Le prix d’un lapin ne se résume pas à son apparence ou à sa taille. Il reflète avant tout un travail quotidien, des choix d’élevage exigeants et des coûts réels, constants et assumés. Élever des lapins dans de bonnes conditions implique des dépenses incompressibles liées à leur alimentation, à leur santé, à leur hygiène et à leur bien-être général. Le foin est proposé à volonté, les granulés sont de qualité et sans céréales lorsque cela est possible, les soins préventifs comme les traitements contre la coccidiose et les vermifuges sont effectués régulièrement, et le suivi vétérinaire fait partie intégrante de l’élevage, pour les reproducteurs comme pour les lapins retraités. À cela s’ajoutent les coûts liés au matériel de soins, à l’entretien des installations, à l’eau, à l’électricité et aux produits utilisés pour garantir un environnement sain.
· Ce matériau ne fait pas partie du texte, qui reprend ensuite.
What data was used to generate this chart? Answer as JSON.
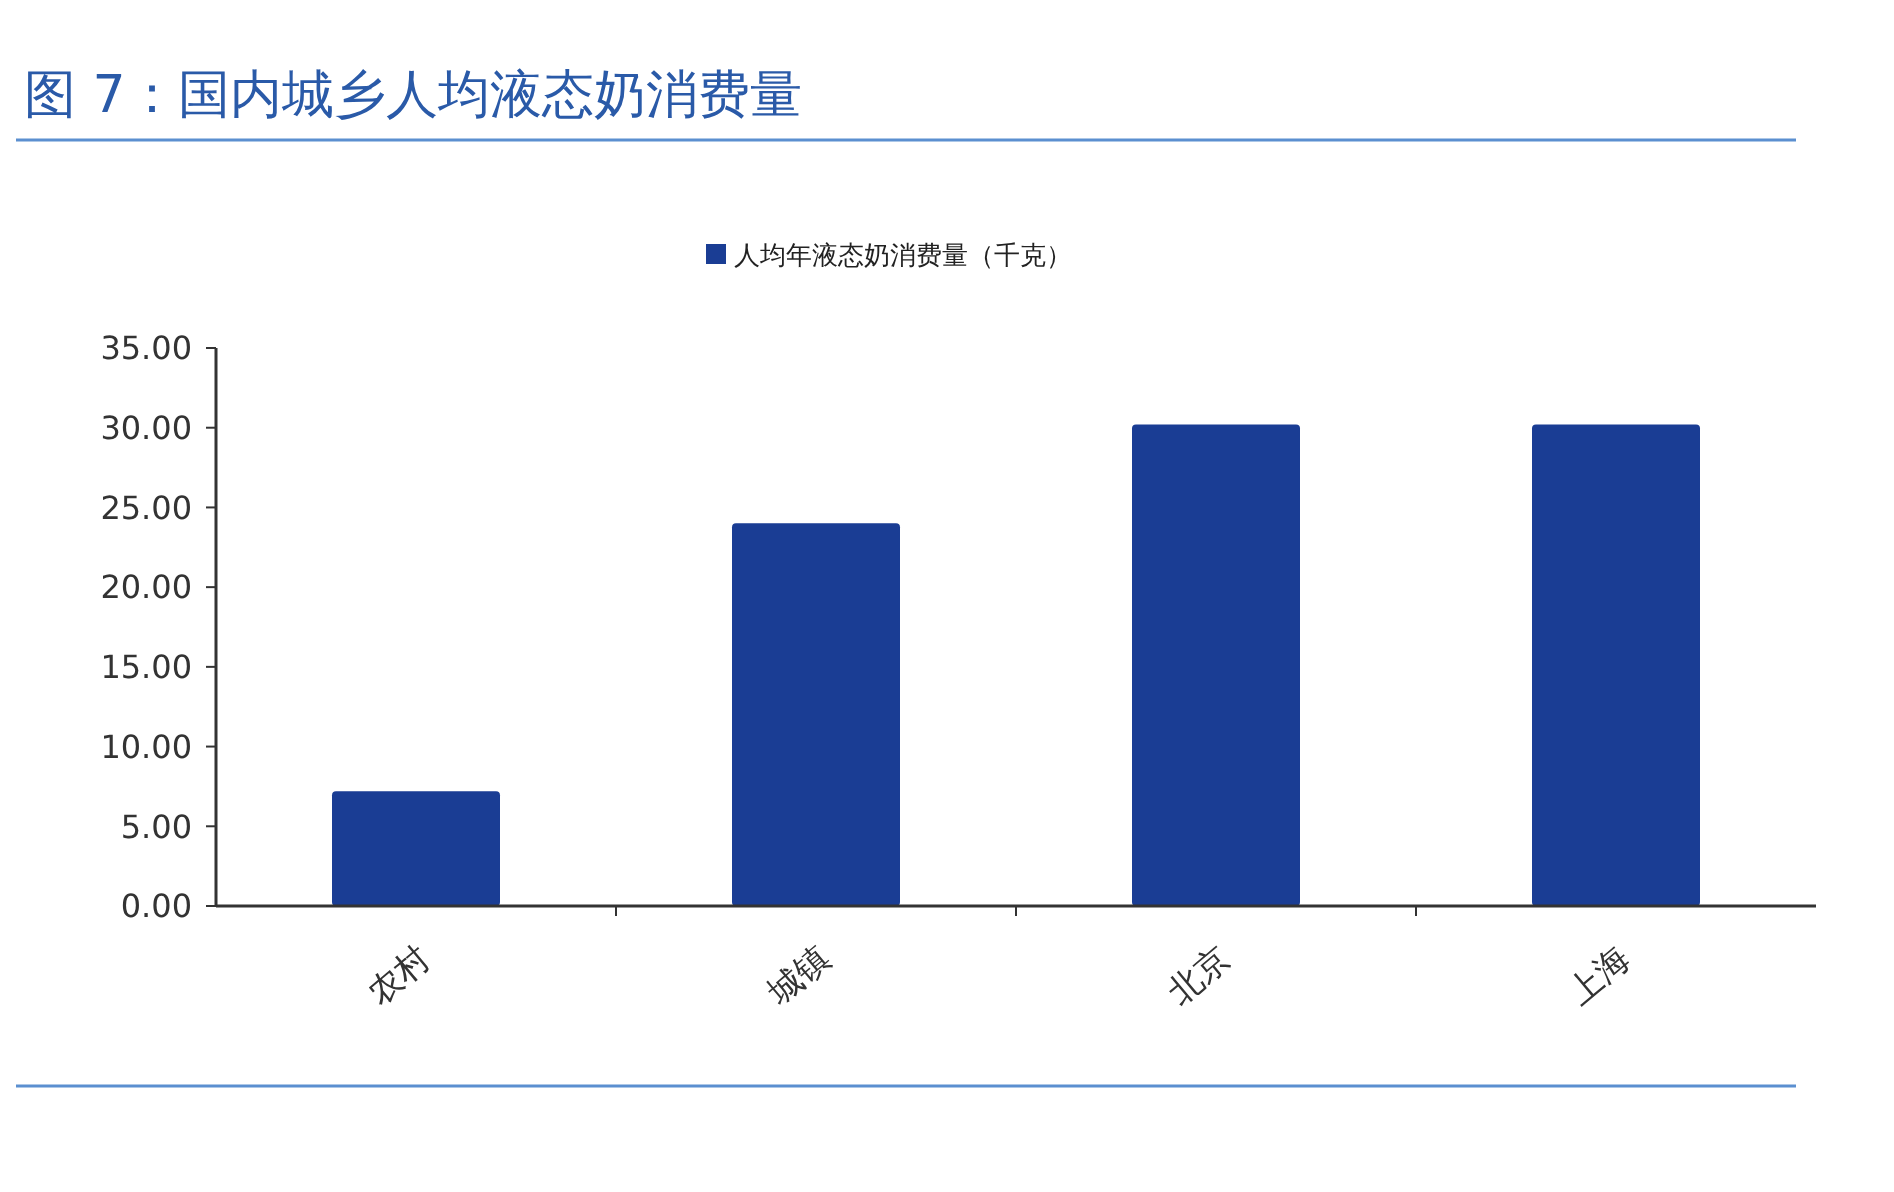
{
  "chart_data": {
    "type": "bar",
    "title": "图 7：国内城乡人均液态奶消费量",
    "categories": [
      "农村",
      "城镇",
      "北京",
      "上海"
    ],
    "series": [
      {
        "name": "人均年液态奶消费量（千克）",
        "color": "#1a3d94",
        "values": [
          7.2,
          24.0,
          30.2,
          30.2
        ]
      }
    ],
    "ylim": [
      0,
      35
    ],
    "yticks": [
      {
        "value": 0,
        "label": "0.00"
      },
      {
        "value": 5,
        "label": "5.00"
      },
      {
        "value": 10,
        "label": "10.00"
      },
      {
        "value": 15,
        "label": "15.00"
      },
      {
        "value": 20,
        "label": "20.00"
      },
      {
        "value": 25,
        "label": "25.00"
      },
      {
        "value": 30,
        "label": "30.00"
      },
      {
        "value": 35,
        "label": "35.00"
      }
    ],
    "grid": false,
    "legend": "top"
  }
}
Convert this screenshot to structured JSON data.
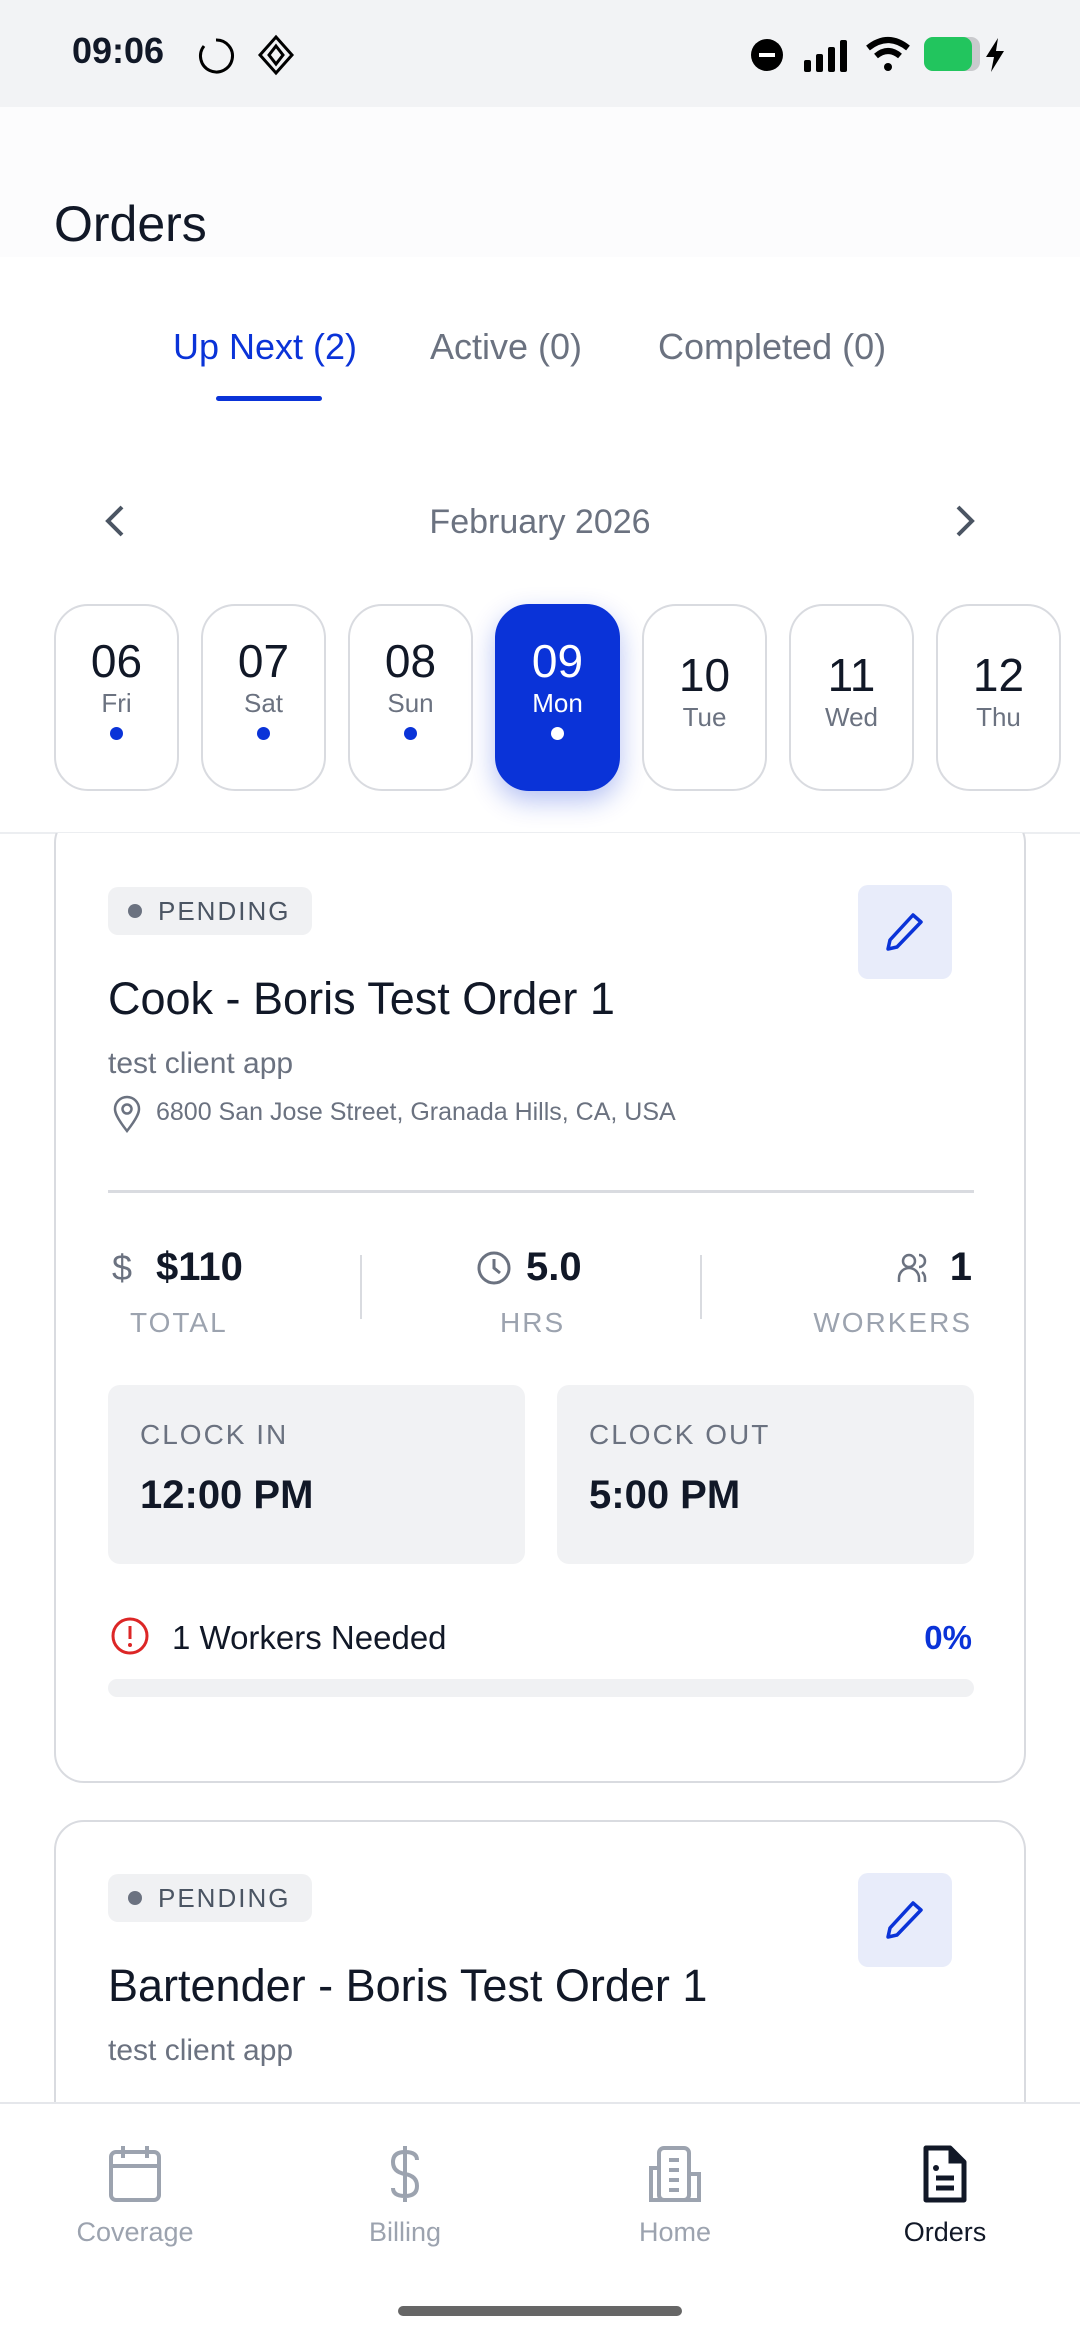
{
  "status_bar": {
    "time": "09:06",
    "battery_color": "#22c55e"
  },
  "header": {
    "title": "Orders"
  },
  "tabs": [
    {
      "label": "Up Next (2)",
      "active": true
    },
    {
      "label": "Active (0)",
      "active": false
    },
    {
      "label": "Completed (0)",
      "active": false
    }
  ],
  "calendar": {
    "month": "February 2026",
    "days": [
      {
        "num": "06",
        "wd": "Fri",
        "dot": true,
        "selected": false
      },
      {
        "num": "07",
        "wd": "Sat",
        "dot": true,
        "selected": false
      },
      {
        "num": "08",
        "wd": "Sun",
        "dot": true,
        "selected": false
      },
      {
        "num": "09",
        "wd": "Mon",
        "dot": true,
        "selected": true
      },
      {
        "num": "10",
        "wd": "Tue",
        "dot": false,
        "selected": false
      },
      {
        "num": "11",
        "wd": "Wed",
        "dot": false,
        "selected": false
      },
      {
        "num": "12",
        "wd": "Thu",
        "dot": false,
        "selected": false
      }
    ]
  },
  "orders": [
    {
      "status": "PENDING",
      "title": "Cook - Boris Test Order 1",
      "client": "test client app",
      "address": "6800 San Jose Street, Granada Hills, CA, USA",
      "total": "$110",
      "total_label": "TOTAL",
      "hours": "5.0",
      "hours_label": "HRS",
      "workers": "1",
      "workers_label": "WORKERS",
      "clock_in_label": "CLOCK IN",
      "clock_in": "12:00 PM",
      "clock_out_label": "CLOCK OUT",
      "clock_out": "5:00 PM",
      "needed": "1 Workers Needed",
      "fill_percent": "0%",
      "fill_fraction": 0
    },
    {
      "status": "PENDING",
      "title": "Bartender - Boris Test Order 1",
      "client": "test client app"
    }
  ],
  "bottom_nav": [
    {
      "label": "Coverage",
      "icon": "calendar-icon"
    },
    {
      "label": "Billing",
      "icon": "dollar-icon"
    },
    {
      "label": "Home",
      "icon": "building-icon"
    },
    {
      "label": "Orders",
      "icon": "document-icon",
      "active": true
    }
  ],
  "colors": {
    "accent": "#0a33d8",
    "warning": "#dc2626"
  }
}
Mais le prix d’un lapin ne reflète pas uniquement des dépenses financières. Il inclut également un investissement important en temps et en énergie. Les lapereaux sont manipulés et sociabilisés quotidiennement afin de devenir des compagnons équilibrés, confiants et bien dans leurs pattes. Les clapiers et espaces de vie sont nettoyés régulièrement avec soin, et une attention particulière est portée à l’hygiène pour limiter les risques sanitaires. L’alimentation est complétée par une cueillette régulière d’herbes adaptées, lorsque les conditions le permettent, afin de proposer une alimentation variée et respectueuse des besoins naturels du lapin.
Le prix tient également compte du travail de sélection et de la rareté de certaines couleurs. Les lapins proposés ne sont pas le fruit du hasard. Certains reproducteurs sont recherchés très loin, parfois sur de longues distances, afin d’apporter une diversité génétique et d’améliorer la qualité des lignées. Pour certaines couleurs rares, plusieurs années sont parfois nécessaires avant d’obtenir le résultat souhaité. Ce travail de sélection demande de la patience, des connaissances, des essais, des échecs parfois, et un engagement sur le long terme. C’est un travail invisible pour beaucoup, mais essentiel, qui fait pleinement partie de la valeur d’un lapin issu de cet élevage.
Lorsqu’un lapin est jugé « trop cher », cela pose aussi la question de la vision que l’on a du bien-être animal. Un lapin correctement élevé, nourri, soigné, socialisé et suivi représente un coût réel avant même son adoption. Ce coût ne disparaît pas une fois le lapin arrivé dans sa nouvelle famille. Il se poursuit tout au long de sa vie, notamment en cas de soins vétérinaires ou de besoins spécifiques.
Les lapins proposés ne sont pas des animaux produits en masse. Ils sont le résultat d’un travail passionné, réfléchi et exigeant, avec pour objectif leur santé, leur équilibre et leur bien-être. Un lapin élevé avec respect, soins et patience n’a pas le même prix qu’un lapin issu d’un élevage négligé ou d’une production sans considération pour l’animal.